RCJordan, are you saying they could just cloak a page and embed some ripping code in it that reads my page(s) and when a spider came around, it would serve them the contents of my page under the ripper's URL?

Any suggestions how I could determine this if the cloaked page also had the Google no-archive tag?

What I guess I need is a way to read cloaked pages.

rcjordan

6:45 pm on Jan 28, 2002 (gmt 0)

>just cloak a page and embed some ripping code

Magic 8-Ball says "A definite possibility."

I think there are less exotic ways, too -but I'm not an authority on the nitty-gritty of this. Just because they are a big name, don't dismiss the fact that they might be ripping. Some guy in the web marketing department might have his job/contract on the line and decided to go over the line.

mayor

10:59 pm on Jan 28, 2002 (gmt 0)

>>could they be running some sort of price-comparison spider?

They do have hundreds of products that need to be competitively priced. Any ideas how to tell if I'm getting visits from such a 'bot ... like does anyone know the names of some price-comparison bots that I can look for in my raw logs?

Hannu

3:56 pm on Feb 4, 2002 (gmt 0)

> WebTrends reported them by organization name, not by IP address

You can prevent WT from resolving the IP numbers by selecting "Quick mode, using format from log file" under the profile setup.

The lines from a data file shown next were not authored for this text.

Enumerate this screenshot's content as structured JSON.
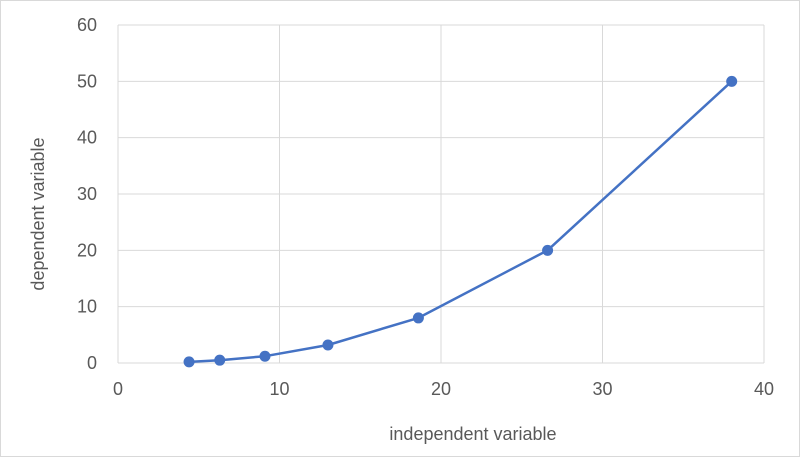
{
  "chart_data": {
    "type": "scatter",
    "title": "",
    "xlabel": "independent variable",
    "ylabel": "dependent variable",
    "xlim": [
      0,
      40
    ],
    "ylim": [
      0,
      60
    ],
    "x_ticks": [
      "0",
      "10",
      "20",
      "30",
      "40"
    ],
    "y_ticks": [
      "0",
      "10",
      "20",
      "30",
      "40",
      "50",
      "60"
    ],
    "x_tick_values": [
      0,
      10,
      20,
      30,
      40
    ],
    "y_tick_values": [
      0,
      10,
      20,
      30,
      40,
      50,
      60
    ],
    "grid": true,
    "legend": "none",
    "series": [
      {
        "color": "#4472c4",
        "x": [
          4.4,
          6.3,
          9.1,
          13.0,
          18.6,
          26.6,
          38.0
        ],
        "y": [
          0.2,
          0.5,
          1.2,
          3.2,
          8.0,
          20.0,
          50.0
        ]
      }
    ]
  }
}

Reanalyze and check the IP nos.

Petey

3:28 am on Feb 6, 2002 (gmt 0)

Why not simply contact them? Tell them what you know. Ask them to explain.

mayor

5:17 am on Feb 6, 2002 (gmt 0)

I dug into this for a couple days. My latest findings: It appears Webtrends was dropping a trailing zero on an AOL IP address, and what was left just happened to be the IP address of a competitor. I'm not sure of this but after two days of intensive sleuting I could find no substantial evidence that my competitor was pagejacking in any way, even though I did uncover a lot of doorway spamming they were up to.

I'll re-visit this a month but for now, life has to go on.